Voxora is a UK cloud communications platform that delivers cloud telephony as one complete service for small and medium businesses. Rather than stitching together a phone provider, a numbers supplier and a separate call-handling tool, you get a complete cloud phone system, business numbers, call routing and an optional AI receptionist, all from a single account you manage in the browser.

That means your numbers, ring groups, queues, voicemail and business-hours routing all live in the same place, set up remotely and live within minutes, with real UK support behind it. Cloud telephony is one part of a broader picture, and if you want to see how the phone system, AI call handling and cloud telephony come together, our pillar guide on cloud communications ties the pieces together. The phone system is the core of all of it; cloud telephony is simply how that system reaches you, wherever you happen to be.

Frequently asked questions

What is cloud telephony in simple terms?

Cloud telephony is making and receiving business phone calls over the internet through software hosted in the cloud, rather than over traditional copper phone lines and a box on your wall. Your phone system, your numbers, menus, voicemail and routing all live in the provider's data centre, and you connect to them from an app, a web browser or a desk phone. To the caller it sounds like any normal phone call.

Is cloud telephony the same as VoIP?

They are closely related but not identical. VoIP is the underlying technology that carries your voice as data over the internet. Cloud telephony is the whole service built on top of that technology and delivered from the cloud, including your numbers, call routing, voicemail and features. Put simply, VoIP is how the call travels, and cloud telephony is how the entire phone service is provided.

How is cloud telephony different from a traditional phone system?

A traditional system relies on a physical PBX box installed in your building and a copper line for each phone.
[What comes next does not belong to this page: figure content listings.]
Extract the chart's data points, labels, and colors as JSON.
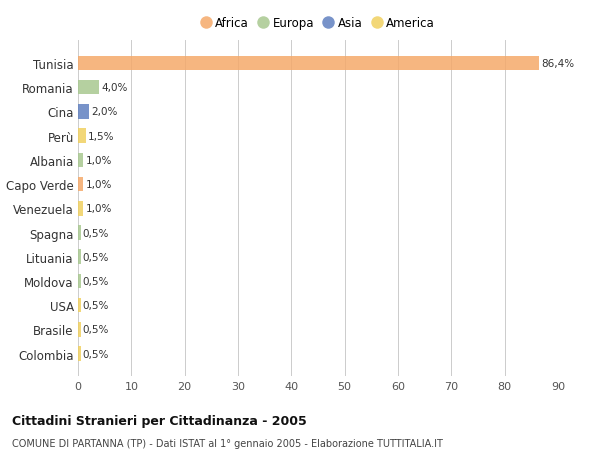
{
  "countries": [
    "Tunisia",
    "Romania",
    "Cina",
    "Perù",
    "Albania",
    "Capo Verde",
    "Venezuela",
    "Spagna",
    "Lituania",
    "Moldova",
    "USA",
    "Brasile",
    "Colombia"
  ],
  "values": [
    86.4,
    4.0,
    2.0,
    1.5,
    1.0,
    1.0,
    1.0,
    0.5,
    0.5,
    0.5,
    0.5,
    0.5,
    0.5
  ],
  "labels": [
    "86,4%",
    "4,0%",
    "2,0%",
    "1,5%",
    "1,0%",
    "1,0%",
    "1,0%",
    "0,5%",
    "0,5%",
    "0,5%",
    "0,5%",
    "0,5%",
    "0,5%"
  ],
  "continents": [
    "Africa",
    "Europa",
    "Asia",
    "America",
    "Europa",
    "Africa",
    "America",
    "Europa",
    "Europa",
    "Europa",
    "America",
    "America",
    "America"
  ],
  "continent_colors": {
    "Africa": "#F5A96A",
    "Europa": "#A8C890",
    "Asia": "#6080C0",
    "America": "#F0D060"
  },
  "legend_order": [
    "Africa",
    "Europa",
    "Asia",
    "America"
  ],
  "legend_colors": [
    "#F5A96A",
    "#A8C890",
    "#6080C0",
    "#F0D060"
  ],
  "xlim": [
    0,
    90
  ],
  "xticks": [
    0,
    10,
    20,
    30,
    40,
    50,
    60,
    70,
    80,
    90
  ],
  "title": "Cittadini Stranieri per Cittadinanza - 2005",
  "subtitle": "COMUNE DI PARTANNA (TP) - Dati ISTAT al 1° gennaio 2005 - Elaborazione TUTTITALIA.IT",
  "background_color": "#ffffff",
  "bar_height": 0.6
}
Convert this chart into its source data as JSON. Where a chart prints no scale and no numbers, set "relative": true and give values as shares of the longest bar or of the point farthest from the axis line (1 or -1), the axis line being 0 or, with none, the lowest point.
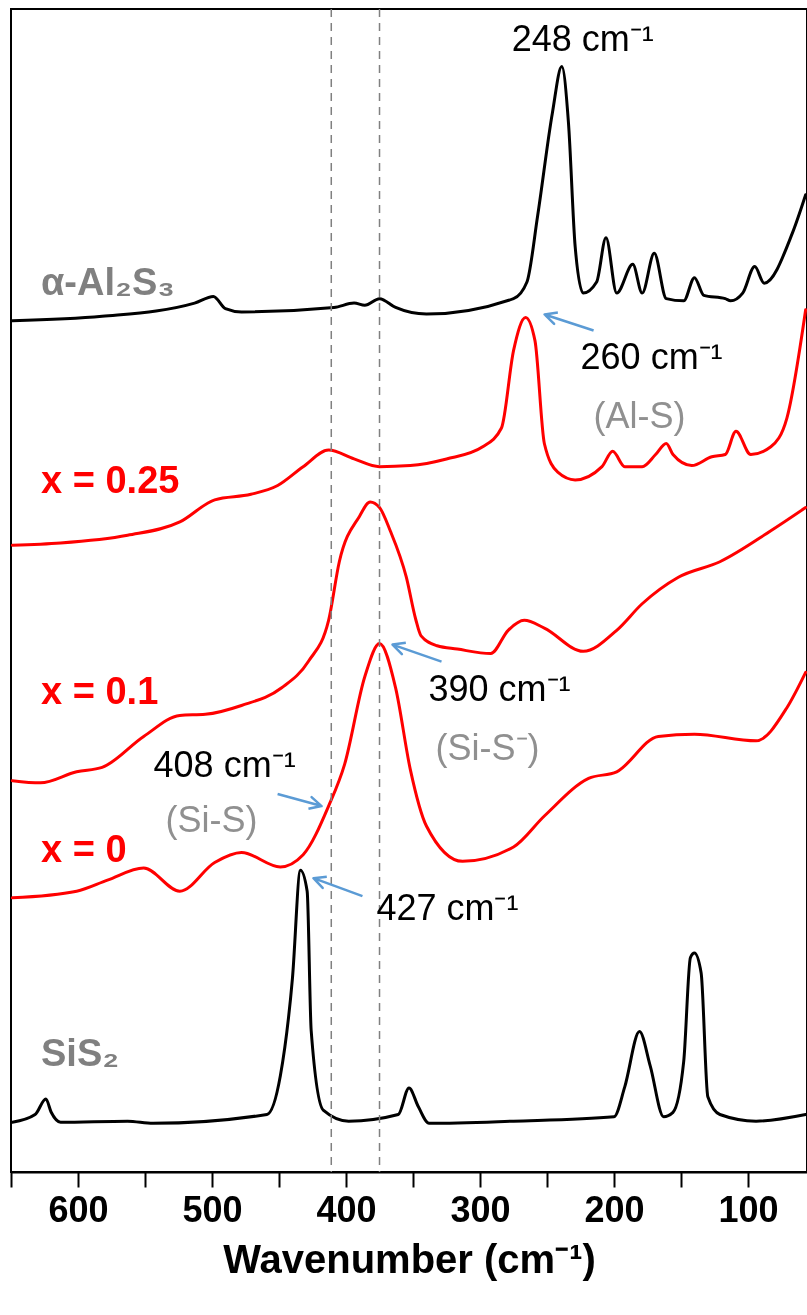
{
  "chart_data": {
    "type": "line",
    "relative": true,
    "xlabel": "Wavenumber (cm⁻¹)",
    "xlim": [
      650,
      56
    ],
    "xticks": [
      {
        "value": 650,
        "label": null
      },
      600,
      {
        "value": 550,
        "label": null
      },
      500,
      {
        "value": 450,
        "label": null
      },
      400,
      {
        "value": 350,
        "label": null
      },
      300,
      {
        "value": 250,
        "label": null
      },
      200,
      {
        "value": 150,
        "label": null
      },
      100
    ],
    "legend": false,
    "grid": false,
    "line_style": "solid",
    "series": [
      {
        "name": "α-Al₂S₃",
        "color": "#000000",
        "x": [
          649,
          582,
          513,
          499,
          490,
          478,
          409,
          394,
          386,
          375,
          363,
          340,
          275,
          265,
          257,
          246,
          239,
          234,
          229,
          223,
          213,
          206,
          198,
          186,
          179,
          170,
          161,
          148,
          140,
          133,
          117,
          113,
          104,
          95,
          88,
          67,
          57
        ],
        "values": [
          0.77,
          0.774,
          0.786,
          0.792,
          0.781,
          0.778,
          0.782,
          0.786,
          0.784,
          0.79,
          0.782,
          0.776,
          0.79,
          0.805,
          0.865,
          0.958,
          1.0,
          0.949,
          0.837,
          0.795,
          0.805,
          0.845,
          0.795,
          0.821,
          0.795,
          0.831,
          0.79,
          0.788,
          0.809,
          0.793,
          0.79,
          0.788,
          0.795,
          0.819,
          0.804,
          0.849,
          0.884
        ]
      },
      {
        "name": "x = 0.25",
        "color": "#ff0000",
        "x": [
          649,
          613,
          563,
          524,
          498,
          471,
          451,
          432,
          413,
          394,
          375,
          352,
          325,
          298,
          284,
          275,
          266,
          259,
          252,
          242,
          229,
          209,
          201,
          192,
          179,
          169,
          161,
          156,
          142,
          127,
          117,
          109,
          98,
          83,
          71,
          57
        ],
        "values": [
          0.567,
          0.569,
          0.576,
          0.588,
          0.608,
          0.613,
          0.621,
          0.638,
          0.653,
          0.645,
          0.638,
          0.639,
          0.645,
          0.656,
          0.673,
          0.743,
          0.773,
          0.752,
          0.659,
          0.633,
          0.626,
          0.638,
          0.652,
          0.638,
          0.638,
          0.649,
          0.659,
          0.649,
          0.639,
          0.647,
          0.649,
          0.67,
          0.649,
          0.656,
          0.682,
          0.78
        ]
      },
      {
        "name": "x = 0.1",
        "color": "#ff0000",
        "x": [
          649,
          628,
          601,
          582,
          551,
          524,
          505,
          478,
          448,
          428,
          413,
          405,
          390,
          382,
          375,
          367,
          355,
          348,
          344,
          332,
          317,
          292,
          279,
          267,
          252,
          223,
          198,
          179,
          152,
          121,
          83,
          57
        ],
        "values": [
          0.354,
          0.352,
          0.362,
          0.366,
          0.394,
          0.413,
          0.414,
          0.422,
          0.438,
          0.462,
          0.499,
          0.552,
          0.593,
          0.606,
          0.601,
          0.58,
          0.538,
          0.5,
          0.485,
          0.476,
          0.473,
          0.469,
          0.49,
          0.499,
          0.492,
          0.471,
          0.49,
          0.514,
          0.538,
          0.552,
          0.58,
          0.601
        ]
      },
      {
        "name": "x = 0",
        "color": "#ff0000",
        "x": [
          649,
          601,
          578,
          551,
          524,
          498,
          478,
          449,
          432,
          413,
          401,
          386,
          375,
          363,
          352,
          340,
          313,
          275,
          252,
          219,
          198,
          167,
          140,
          94,
          71,
          57
        ],
        "values": [
          0.248,
          0.254,
          0.264,
          0.275,
          0.254,
          0.28,
          0.289,
          0.276,
          0.287,
          0.331,
          0.369,
          0.448,
          0.478,
          0.438,
          0.364,
          0.313,
          0.281,
          0.294,
          0.322,
          0.356,
          0.362,
          0.394,
          0.396,
          0.39,
          0.42,
          0.452
        ]
      },
      {
        "name": "SiS₂",
        "color": "#000000",
        "x": [
          649,
          632,
          624,
          620,
          613,
          563,
          544,
          459,
          449,
          440,
          434,
          429,
          426,
          417,
          398,
          361,
          353,
          346,
          338,
          275,
          200,
          192,
          181,
          173,
          163,
          156,
          148,
          143,
          140,
          135,
          130,
          121,
          94,
          57
        ],
        "values": [
          0.045,
          0.052,
          0.066,
          0.054,
          0.045,
          0.046,
          0.044,
          0.052,
          0.087,
          0.175,
          0.273,
          0.254,
          0.128,
          0.056,
          0.046,
          0.052,
          0.076,
          0.059,
          0.044,
          0.046,
          0.05,
          0.077,
          0.127,
          0.096,
          0.05,
          0.054,
          0.1,
          0.194,
          0.198,
          0.18,
          0.068,
          0.052,
          0.046,
          0.052
        ]
      }
    ],
    "ref_lines": [
      {
        "axis": "x",
        "value": 411,
        "color": "#808080",
        "line_style": "dashed"
      },
      {
        "axis": "x",
        "value": 375,
        "color": "#808080",
        "line_style": "dashed"
      }
    ],
    "annotations": [
      {
        "text": "248 cm⁻¹",
        "x": 239,
        "y": 1.0
      },
      {
        "text": "260 cm⁻¹",
        "x": 266,
        "y": 0.773
      },
      {
        "text": "(Al-S)",
        "x": 266,
        "y": 0.773
      },
      {
        "text": "390 cm⁻¹",
        "x": 375,
        "y": 0.478
      },
      {
        "text": "(Si-S⁻)",
        "x": 375,
        "y": 0.478
      },
      {
        "text": "408 cm⁻¹",
        "x": 413,
        "y": 0.331
      },
      {
        "text": "(Si-S)",
        "x": 413,
        "y": 0.331
      },
      {
        "text": "427 cm⁻¹",
        "x": 434,
        "y": 0.273
      }
    ]
  }
}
Cloud telephony removes both. The phone system runs in the cloud, calls travel over your existing broadband, and there is no hardware to buy or maintain. You can add or remove users instantly, and staff can answer calls from anywhere with an internet connection.

Why is cloud telephony important for UK businesses now?
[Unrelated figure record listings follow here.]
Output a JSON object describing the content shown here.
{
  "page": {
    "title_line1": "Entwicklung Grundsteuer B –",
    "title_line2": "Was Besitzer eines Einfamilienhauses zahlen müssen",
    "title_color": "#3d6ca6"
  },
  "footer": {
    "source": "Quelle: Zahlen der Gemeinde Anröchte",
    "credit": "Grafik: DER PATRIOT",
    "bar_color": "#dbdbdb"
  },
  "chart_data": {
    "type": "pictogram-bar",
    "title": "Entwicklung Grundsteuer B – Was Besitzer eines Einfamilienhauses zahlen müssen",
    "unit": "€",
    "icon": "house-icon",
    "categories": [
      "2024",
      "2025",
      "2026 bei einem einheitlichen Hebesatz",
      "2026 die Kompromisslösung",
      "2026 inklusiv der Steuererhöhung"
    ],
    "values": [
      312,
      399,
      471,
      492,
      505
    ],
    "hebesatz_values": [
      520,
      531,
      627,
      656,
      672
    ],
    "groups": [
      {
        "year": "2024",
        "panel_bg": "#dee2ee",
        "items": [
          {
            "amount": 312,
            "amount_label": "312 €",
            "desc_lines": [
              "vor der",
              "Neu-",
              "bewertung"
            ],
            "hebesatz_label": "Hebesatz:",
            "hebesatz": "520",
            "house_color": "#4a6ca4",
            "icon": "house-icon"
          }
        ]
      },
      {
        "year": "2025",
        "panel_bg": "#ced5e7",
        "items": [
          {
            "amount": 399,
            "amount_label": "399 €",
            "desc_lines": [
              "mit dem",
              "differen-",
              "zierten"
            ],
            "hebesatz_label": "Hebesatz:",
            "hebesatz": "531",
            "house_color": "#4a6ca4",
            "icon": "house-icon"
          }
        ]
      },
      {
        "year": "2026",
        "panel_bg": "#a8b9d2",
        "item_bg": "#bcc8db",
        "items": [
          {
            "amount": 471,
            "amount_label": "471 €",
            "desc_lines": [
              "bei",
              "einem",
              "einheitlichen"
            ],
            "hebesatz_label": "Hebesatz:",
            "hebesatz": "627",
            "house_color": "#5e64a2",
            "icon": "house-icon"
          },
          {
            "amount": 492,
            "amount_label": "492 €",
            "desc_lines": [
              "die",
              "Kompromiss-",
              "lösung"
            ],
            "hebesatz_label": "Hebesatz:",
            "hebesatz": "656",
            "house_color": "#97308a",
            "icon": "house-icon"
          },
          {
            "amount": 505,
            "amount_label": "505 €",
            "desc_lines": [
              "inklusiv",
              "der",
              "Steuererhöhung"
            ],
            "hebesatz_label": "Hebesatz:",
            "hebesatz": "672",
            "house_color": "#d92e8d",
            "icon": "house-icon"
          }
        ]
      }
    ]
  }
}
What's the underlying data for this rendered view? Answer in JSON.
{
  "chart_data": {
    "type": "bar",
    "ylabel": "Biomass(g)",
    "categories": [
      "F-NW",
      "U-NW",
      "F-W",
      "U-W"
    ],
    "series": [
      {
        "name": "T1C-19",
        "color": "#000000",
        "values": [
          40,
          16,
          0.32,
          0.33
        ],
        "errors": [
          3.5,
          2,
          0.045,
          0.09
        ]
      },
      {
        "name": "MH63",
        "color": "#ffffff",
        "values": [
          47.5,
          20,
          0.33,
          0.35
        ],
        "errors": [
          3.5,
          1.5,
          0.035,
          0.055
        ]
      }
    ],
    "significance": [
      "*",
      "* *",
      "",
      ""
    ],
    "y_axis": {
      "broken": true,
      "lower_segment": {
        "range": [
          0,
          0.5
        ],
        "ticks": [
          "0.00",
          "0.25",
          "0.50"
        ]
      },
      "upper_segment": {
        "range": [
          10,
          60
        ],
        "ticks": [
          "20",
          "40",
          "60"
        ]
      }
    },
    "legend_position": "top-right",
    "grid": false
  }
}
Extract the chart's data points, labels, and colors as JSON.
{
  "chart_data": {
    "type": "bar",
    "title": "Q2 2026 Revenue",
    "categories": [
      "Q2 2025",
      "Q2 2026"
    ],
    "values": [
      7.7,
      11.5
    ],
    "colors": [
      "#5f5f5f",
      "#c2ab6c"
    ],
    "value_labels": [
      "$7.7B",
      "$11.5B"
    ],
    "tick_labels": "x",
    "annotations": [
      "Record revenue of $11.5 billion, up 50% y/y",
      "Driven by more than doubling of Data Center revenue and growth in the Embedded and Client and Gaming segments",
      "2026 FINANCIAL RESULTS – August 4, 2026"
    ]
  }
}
The old PSTN copper network is being switched off on 31 January 2027, which means every UK business on traditional lines has to move to an internet-based phone service before then. Cloud telephony is the standard replacement. Moving now means you keep your numbers, gain flexibility and modern features, and avoid a last-minute scramble before the switch-off.

Do I need new equipment to use cloud telephony?

Usually not. Because the phone system lives in the cloud, you can make and take calls from a mobile app, a softphone in your web browser, or an IP desk phone that plugs into your network. A reliable broadband connection and a provider account are the essentials. There is no PBX box to install and no per-line copper to wire in.